Может, покончить со всем этим? Выйти на лед и идти, пока не провалится. Единственный способ гарантировать, что он никому больше не принесет вреда. Убийца…
Но умирать он не хотел. Он не хотел умирать.
К тому же если он умрет, то не сможет влиять на развитие событий. Потому что история не закончилась со смертью Сведберга. Это он прекрасно понимал. А эта флешка с подлой программой, которая сама себя инсталлировала за три секунды…Что это за программа, он не знал, но очень скоро начались непонятные сбои в измерительной аппаратуре. Несовпадение параметров, компьютеры работали заметно медленнее…
Возможно, это обычная шпионская программа. Русские большие мастера в таких делах, они постоянно охотятся за информацией. Тогда еще ладно. Но если это не шпионская программа, а злокачественный вирус, он должен быть на месте и попытаться разобраться с последствиями.
Вряд ли он сможет это сделать, лежа на дне Балтийского моря.
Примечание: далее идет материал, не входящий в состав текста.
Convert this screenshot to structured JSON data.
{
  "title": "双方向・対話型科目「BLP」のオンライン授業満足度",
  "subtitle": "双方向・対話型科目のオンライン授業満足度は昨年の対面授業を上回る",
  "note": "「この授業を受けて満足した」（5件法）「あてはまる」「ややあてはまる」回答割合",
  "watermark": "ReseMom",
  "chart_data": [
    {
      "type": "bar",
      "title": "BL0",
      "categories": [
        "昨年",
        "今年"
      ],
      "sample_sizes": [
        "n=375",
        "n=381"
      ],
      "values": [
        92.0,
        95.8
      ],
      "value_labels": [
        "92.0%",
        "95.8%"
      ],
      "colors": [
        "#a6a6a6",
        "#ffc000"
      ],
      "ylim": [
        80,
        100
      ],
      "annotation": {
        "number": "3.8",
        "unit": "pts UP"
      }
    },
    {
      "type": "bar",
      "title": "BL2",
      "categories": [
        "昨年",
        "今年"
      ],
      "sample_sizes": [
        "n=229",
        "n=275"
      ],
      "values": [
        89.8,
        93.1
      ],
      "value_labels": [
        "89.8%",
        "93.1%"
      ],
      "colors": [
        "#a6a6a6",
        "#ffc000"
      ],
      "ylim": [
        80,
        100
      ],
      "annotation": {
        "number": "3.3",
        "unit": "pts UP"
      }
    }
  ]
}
Хайнц снял очки и хотел положить на тумбочку, но промахнулся, и они упали на пол. Он начал шарить рукой по полу в темноте. Нашел у головного конца, поднял и пристроил на обычное место. Потер пальцы друг о друга – пыль. Он уже две недели не пылесосил в спальне. Зажег на секунду ночник – шерстинки.
Альберт.
Если Центр так хладнокровно расправился с его собакой, та же судьба может ждать и Марианн, и детей. Или Туву. Даже подумать страшно. Послезавтра ей исполняется шесть лет, и они решили устроить детский праздник здесь, на их вилле в Тьерпе, – сын с женой затеяли ремонт квартиры в Упсале.
Пойти против Центра? Смерти подобно…
Единственное, что он может, – продолжать играть в ту же игру, следить за развитием событий и молить Бога, чтобы все кончилось хорошо. Того самого Бога, которого нет. Его еще в детстве приучили к этой мысли. Бога нет.
На этой стадии следствия очень легко поддаться стрессу и перегнуть палку. Так случалось нередко. Например, в случае с полковником Бертилем Стрёбергом вмешались слишком рано. С другой стороны, бывает и наоборот. Например, неоправданно затянули следствие по делу шпиона Стига Берлинга.
Любое следствие напоминает интервальный тренинг.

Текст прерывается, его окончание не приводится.